Pizza Boss: Out of this 2 kilos, we make 20 smaller pizza like this. It's beautiful, like my children. You do this. Twenty sm, write this down, 20 small pizza from the 2 kilo.
VO: Ambrose’s job today is to make 20 small pizza bases that are all the same.
Pizza Boss: Come on then, get on. Mush.
VO: Let's see how he gets on.
Hmmm.
How are you feeling about this Ambrose?
Ambrose: Alright, it's going really well thank you, yeah. I'm really really pleased.
VO: I think all your pizza bases are meant to be exactly the same.
Ambrose: Yeah, 20, yeah.
VO: Do you think you’ll get twenty out of that?
Ambrose: Uh, yeah. Yeah, yeah, yeah.
VO: Ambrose is meant to be making 20 small pizza bases. He doesn’t seem to be doing a very efficient job does he?
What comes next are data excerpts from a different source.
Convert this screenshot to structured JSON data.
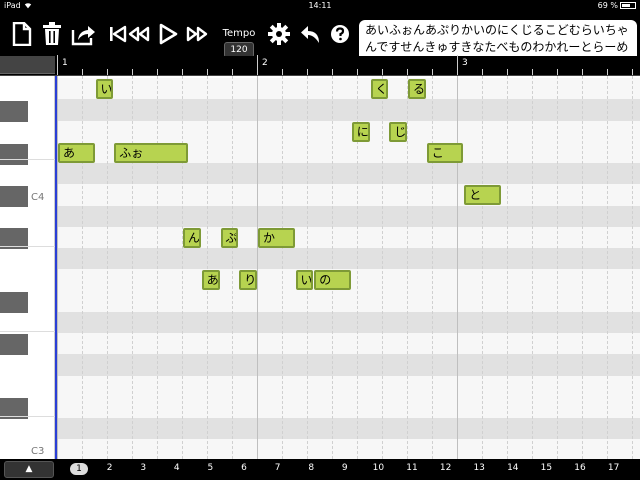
{
  "status": {
    "carrier": "iPad",
    "time": "14:11",
    "battery": "69 %",
    "battery_level": 0.69
  },
  "toolbar": {
    "icons": [
      "new-document-icon",
      "trash-icon",
      "share-icon",
      "skip-start-icon",
      "rewind-icon",
      "play-icon",
      "fast-forward-icon",
      "settings-gear-icon",
      "undo-icon",
      "help-icon"
    ],
    "tempo_label": "Tempo",
    "tempo_value": "120"
  },
  "lyrics": "あいふぉんあぷりかいのにくじるこどむらいちゃんですせんきゅすきなたべものわかれーとらーめんとぎゅうざとやきめしとあげもの",
  "ruler": {
    "bars": [
      "1",
      "2",
      "3"
    ]
  },
  "keys": {
    "labels": [
      "C4",
      "C3"
    ]
  },
  "notes": [
    {
      "text": "あ",
      "beat": 1,
      "len": 1.5,
      "pitch": "B3"
    },
    {
      "text": "い",
      "beat": 2.5,
      "len": 0.75,
      "pitch": "D4"
    },
    {
      "text": "ふぉ",
      "beat": 3.25,
      "len": 3,
      "pitch": "B3"
    },
    {
      "text": "ん",
      "beat": 6,
      "len": 0.75,
      "pitch": "G3"
    },
    {
      "text": "あ",
      "beat": 6.75,
      "len": 0.75,
      "pitch": "F3"
    },
    {
      "text": "ぷ",
      "beat": 7.5,
      "len": 0.75,
      "pitch": "G3"
    },
    {
      "text": "り",
      "beat": 8.25,
      "len": 0.75,
      "pitch": "F3"
    },
    {
      "text": "か",
      "beat": 9,
      "len": 1.5,
      "pitch": "G3"
    },
    {
      "text": "い",
      "beat": 10.5,
      "len": 0.75,
      "pitch": "F3"
    },
    {
      "text": "の",
      "beat": 11.25,
      "len": 1.5,
      "pitch": "F3"
    },
    {
      "text": "に",
      "beat": 12.75,
      "len": 0.75,
      "pitch": "C4"
    },
    {
      "text": "く",
      "beat": 13.5,
      "len": 0.75,
      "pitch": "D4"
    },
    {
      "text": "じ",
      "beat": 14.25,
      "len": 0.75,
      "pitch": "C4"
    },
    {
      "text": "る",
      "beat": 15,
      "len": 0.75,
      "pitch": "D4"
    },
    {
      "text": "こ",
      "beat": 15.75,
      "len": 1.5,
      "pitch": "B3"
    },
    {
      "text": "と",
      "beat": 17.25,
      "len": 1.5,
      "pitch": "A3"
    }
  ],
  "bottom": {
    "up_label": "▲",
    "beats": [
      "1",
      "2",
      "3",
      "4",
      "5",
      "6",
      "7",
      "8",
      "9",
      "10",
      "11",
      "12",
      "13",
      "14",
      "15",
      "16",
      "17"
    ],
    "selected_beat": "1"
  }
}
Ambrose, don’t you think you should use your weighing scales?
Ambrose: What for?
VO: If he doesn’t get this right, all the pizzas will be different sizes won’t they? What can he do?
Ambrose has got to divide up 2 kilos of dough into 20 pieces of equal size and weight. Decide how he could do this.
From 2 kgs of dough Ambrose has to make 20 small pizza bases. How much should each one weigh?
A large pizza base is twice the weight of a small one. If Ambrose makes 2 large and 10 small pizzas from the 2 kgs, what weight of dough will be left?
Video summary
At the Grecian pizza parlour apprentice, Ambrose, is learning from his boss how to make lots of pizzas from a 2kg weight of dough.
Ambrose must work out how to make 20 small pizza bases that are equal size and weight.
He tackles the problem by breaking off pieces randomly, resulting in some large and some small pizzas.
It is suggested he uses weighing scales.
Three questions of increasing difficulty help to work out how to solve the problem including having a mixture of large and small pizzas to make from the 2kg dough.
This is from the series: Let's Do Maths.
Teacher Notes
This clip tackles the difficulty children experience in choosing the correct operation when solving problems.
In this case it is division. To solve this they will also need to know that there are 1000g in a kilogram.
Three differentiated questions help to structure the problem and the last question has a mixture of pizzas and requires more than one step to find the solution.
Use the statement posed in the clip "Out of 2kg of dough, we make 20 pizzas".
Ask the children how many grams of dough it takes to make 1 pizza? 5 pizzas? 2 and 1/2 pizzas?
Can anyone convert that into imperial units? Does anyone know what ingredients dough is made out of?
Watch the clip further and get the children to discuss what mistakes Ambrose is making and how he should be doing it.
Watch the clip further and discuss the question posed. With a variety of statements based on the pizzas, get the children to rearrange these to form the problem.
The children should discuss which the relevant and irrelevant information is and what they should get rid of, as well as how they can calculate it.
This clip will be relevant for teaching Maths at KS2 in England and Wales and Second Level in Scotland and KS1 and KS2 in Northern Ireland.